The Texas Chainsaw Massacre is an American horror franchise consisting of nine slasher films, comics, and a video game adaptation of the original film. The franchise focuses on the cannibalistic spree killer Leatherface and his family, who terrorize unsuspecting visitors to their territories in the desolate Texas countryside, typically killing and subsequently cooking them. The original film was released in 1974, directed and produced by Tobe Hooper and written by Hooper and Kim Henkel. Hooper and Henkel were involved in three of the later films.

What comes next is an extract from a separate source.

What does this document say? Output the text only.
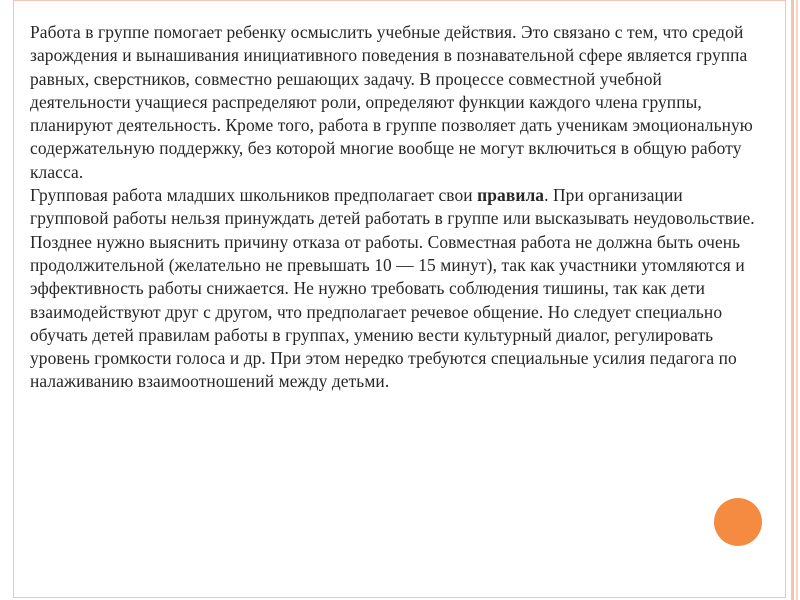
Работа в группе помогает ребенку осмыслить учебные действия. Это связано с тем, что средой зарождения и вынашивания инициативного поведения в познавательной сфере является группа равных, сверстников, совместно решающих задачу. В процессе совместной учебной деятельности учащиеся распределяют роли, определяют функции каждого члена группы, планируют деятельность. Кроме того, работа в группе позволяет дать ученикам эмоциональную содержательную поддержку, без которой многие вообще не могут включиться в общую работу класса.

Групповая работа младших школьников предполагает свои правила. При организации групповой работы нельзя принуждать детей работать в группе или высказывать неудовольствие. Позднее нужно выяснить причину отказа от работы. Совместная работа не должна быть очень продолжительной (желательно не превышать 10 — 15 минут), так как участники утомляются и эффективность работы снижается. Не нужно требовать соблюдения тишины, так как дети взаимодействуют друг с другом, что предполагает речевое общение. Но следует специально обучать детей правилам работы в группах, умению вести культурный диалог, регулировать уровень громкости голоса и др. При этом нередко требуются специальные усилия педагога по налаживанию взаимоотношений между детьми.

The film series has grossed over $252 million at the worldwide box office.

Films

The Texas Chain Saw Massacre, released in 1974, written and directed by Tobe Hooper, was the first and most successful entry in the series. It is considered to be the first of the 1970s slasher films, and originated a great many of the clichés seen in countless later low-budget slashers. Its plot concerns a family of cannibals living in rural Texas, who abduct customers from their gas station. The film's most notable character, Leatherface, is one of the most well-known villains in cinema history, notable for his masks made of human skin, his blood-soaked butcher's apron and the chainsaw he wields. Although the film is marketed as a true story, it does not depict actual events, and is instead (as with the film Psycho) inspired by notorious killer Ed Gein, who acted alone and did not use a chainsaw.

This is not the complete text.